La Bohème dans l’espace ? C’est l’idée pour la moins déconcertante qu’a eu Claus Guth, voilà six ans, pour renouveler l’intérêt autour de La Bohème : et si Rodolfo et ses amis, perdus dans un vaisseau spatial à la dérive, se retrouvaient à cours de ressources vitales ? Autour de cette trame audacieuse, Guth fait revivre les événements de la tragique disparition de Mimi en mettant en miroir les dernières tentatives des spationautes pour survivre. Aussi léchée que celle du film 2001, l’Odyssée de l’espace de Kubrick, la scénographie splendide réserve plusieurs surprises tout au long des deux premiers tableaux, en animant le huis-clos de scènes d’étrangeté parfois trop statiques, mais incontestablement originales. Ainsi la procession macabre du deuxième tableau, orchestrée par un maître de cérémonie énigmatique, évoquant la mort qui rode. On le retrouve tel un fil rouge par la suite, particulièrement dans les scènes précédant la mort de Mimi, où les interprètes se produisent tels deux chanteurs de variété : un ultime pied de nez au lyrisme enivrant de Puccini, qui se joue de la mort en dansant au bord du précipice, tout juste avant la catastrophe.

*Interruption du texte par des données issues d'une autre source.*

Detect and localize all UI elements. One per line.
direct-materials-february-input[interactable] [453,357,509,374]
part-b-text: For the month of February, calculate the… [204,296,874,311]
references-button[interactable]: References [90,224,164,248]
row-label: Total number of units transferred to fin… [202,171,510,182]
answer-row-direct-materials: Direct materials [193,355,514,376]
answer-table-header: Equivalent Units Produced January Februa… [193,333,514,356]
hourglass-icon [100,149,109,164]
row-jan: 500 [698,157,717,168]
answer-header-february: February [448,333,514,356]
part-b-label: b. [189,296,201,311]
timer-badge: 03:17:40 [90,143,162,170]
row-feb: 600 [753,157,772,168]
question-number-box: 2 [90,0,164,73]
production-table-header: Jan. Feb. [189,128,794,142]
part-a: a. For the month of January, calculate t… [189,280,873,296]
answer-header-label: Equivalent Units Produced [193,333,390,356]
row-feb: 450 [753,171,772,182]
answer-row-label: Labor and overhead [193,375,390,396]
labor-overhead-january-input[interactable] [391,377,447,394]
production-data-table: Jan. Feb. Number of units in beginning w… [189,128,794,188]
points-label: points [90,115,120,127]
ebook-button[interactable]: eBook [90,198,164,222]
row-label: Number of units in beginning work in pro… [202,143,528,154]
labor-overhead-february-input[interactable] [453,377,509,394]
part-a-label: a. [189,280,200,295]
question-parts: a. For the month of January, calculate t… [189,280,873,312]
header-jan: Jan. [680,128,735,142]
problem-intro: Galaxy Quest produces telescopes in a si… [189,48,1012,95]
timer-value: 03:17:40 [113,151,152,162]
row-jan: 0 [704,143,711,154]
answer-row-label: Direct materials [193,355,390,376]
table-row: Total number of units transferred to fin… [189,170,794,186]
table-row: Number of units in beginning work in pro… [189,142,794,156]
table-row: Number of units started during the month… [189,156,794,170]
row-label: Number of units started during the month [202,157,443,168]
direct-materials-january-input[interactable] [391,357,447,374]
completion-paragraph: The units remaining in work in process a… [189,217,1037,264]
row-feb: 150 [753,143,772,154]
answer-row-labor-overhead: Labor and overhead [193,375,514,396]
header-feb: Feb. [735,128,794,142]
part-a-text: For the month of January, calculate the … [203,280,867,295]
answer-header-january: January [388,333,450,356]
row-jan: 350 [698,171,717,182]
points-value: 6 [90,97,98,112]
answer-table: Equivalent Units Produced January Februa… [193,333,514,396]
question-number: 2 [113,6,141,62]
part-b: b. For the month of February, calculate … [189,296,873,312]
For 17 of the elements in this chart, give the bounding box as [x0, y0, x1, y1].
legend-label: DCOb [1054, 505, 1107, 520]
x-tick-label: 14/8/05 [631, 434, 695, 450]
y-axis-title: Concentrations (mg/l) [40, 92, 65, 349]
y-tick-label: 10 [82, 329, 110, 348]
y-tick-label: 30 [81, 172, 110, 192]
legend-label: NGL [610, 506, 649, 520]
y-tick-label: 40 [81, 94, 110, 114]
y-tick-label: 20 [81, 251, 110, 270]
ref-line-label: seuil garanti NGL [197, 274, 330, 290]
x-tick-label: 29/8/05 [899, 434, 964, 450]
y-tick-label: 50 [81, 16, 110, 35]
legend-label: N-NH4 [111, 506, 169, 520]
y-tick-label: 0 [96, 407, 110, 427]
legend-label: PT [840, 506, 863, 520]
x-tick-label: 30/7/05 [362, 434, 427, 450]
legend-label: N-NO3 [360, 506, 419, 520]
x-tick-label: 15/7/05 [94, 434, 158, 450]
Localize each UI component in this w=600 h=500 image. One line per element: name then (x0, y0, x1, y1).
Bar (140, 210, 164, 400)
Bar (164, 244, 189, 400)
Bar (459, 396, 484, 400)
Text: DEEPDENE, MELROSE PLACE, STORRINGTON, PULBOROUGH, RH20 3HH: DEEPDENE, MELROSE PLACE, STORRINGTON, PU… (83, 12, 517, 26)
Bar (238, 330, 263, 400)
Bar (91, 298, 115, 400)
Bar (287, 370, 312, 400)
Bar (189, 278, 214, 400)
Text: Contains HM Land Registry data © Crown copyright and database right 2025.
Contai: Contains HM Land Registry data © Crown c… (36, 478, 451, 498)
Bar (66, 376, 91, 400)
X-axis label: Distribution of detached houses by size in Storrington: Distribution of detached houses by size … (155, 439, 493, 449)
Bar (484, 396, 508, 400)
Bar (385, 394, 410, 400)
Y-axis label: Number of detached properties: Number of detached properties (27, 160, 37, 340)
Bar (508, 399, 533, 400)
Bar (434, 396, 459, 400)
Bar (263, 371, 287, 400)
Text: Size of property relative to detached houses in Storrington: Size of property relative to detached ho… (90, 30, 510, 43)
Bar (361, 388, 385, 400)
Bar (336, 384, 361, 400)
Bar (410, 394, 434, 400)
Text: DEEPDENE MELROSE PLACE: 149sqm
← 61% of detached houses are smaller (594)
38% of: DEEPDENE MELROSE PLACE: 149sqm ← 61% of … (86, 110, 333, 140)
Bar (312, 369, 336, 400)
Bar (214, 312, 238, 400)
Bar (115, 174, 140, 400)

Si la transposition reste séduisante au niveau visuel, il lui manque toutefois ce petit quelque chose pour nous embarquer dans le torrent d’émotion attendu pour La Bohème, notamment lors de la scène finale. Il faut dès lors compter sur le plateau vocal, plus réjouissant, à quelques réserves près. On aurait ainsi aimé une Ailyn Pérez (Mimi) autrement plus engagée, au service d’une composition plus saisissante. On peut bien entendu arguer que cette conception entre en résonance avec la mise en scène, mais on attend davantage qu’un chant parfaitement posé (aux pianissimi de rêve), aux syllabes parfaitement déliées, pour nous emporter pleinement. On note aussi, par rapport aux autres interprètes, une incapacité à embrasser la vaste salle de Bastille en termes de volume, de même qu’un manque de chair dans le medium. D’intensité et de présence, Slávka Zámecníková (Musetta) ne manque pas, imposant une composition d’un naturel confondant, à juste titre vivement applaudie en fin de représentation.
A ses côtés, se distingue le Rodolfo de Joshua Guerrero, au timbre gorgé de soleil et d’intentions, d’une aisance superlative sur toute la tessiture. Que dire aussi du pénétrant Colline de Gianluca Buratto, d’une facilité de projection déconcertante, mais aussi capable de phraser avec beaucoup de sensibilité, en dernière partie de soirée ? Enfin, Andrzej Filończyk (Marcello) et Simone del Savio (Schaunard) composent de solides compères, aussi enjoués que complices, au chant parfaitement en place. Tous les seconds rôles complètent admirablement cette distribution, de même que les choeurs très bien préparés pour l’occasion.
Autre grand atout de cette reprise : la direction ivre de couleurs de Michele Mariotti, qui se délecte des chatoiements de phrasés en première partie, autour d’un jeu aérien et transparent sur la pulsation rythmique, jouant sur des effets de contrastes dans les passages plus lents, aux phrasés plus délicatement étagés. L’actuel directeur musical de l’Opéra de Rome montre ainsi qu’il est l’une des baguettes les plus stimulantes du moment, manifestement admiré par plusieurs membres de l’Orchestre qui l’applaudissent en fin de représentation.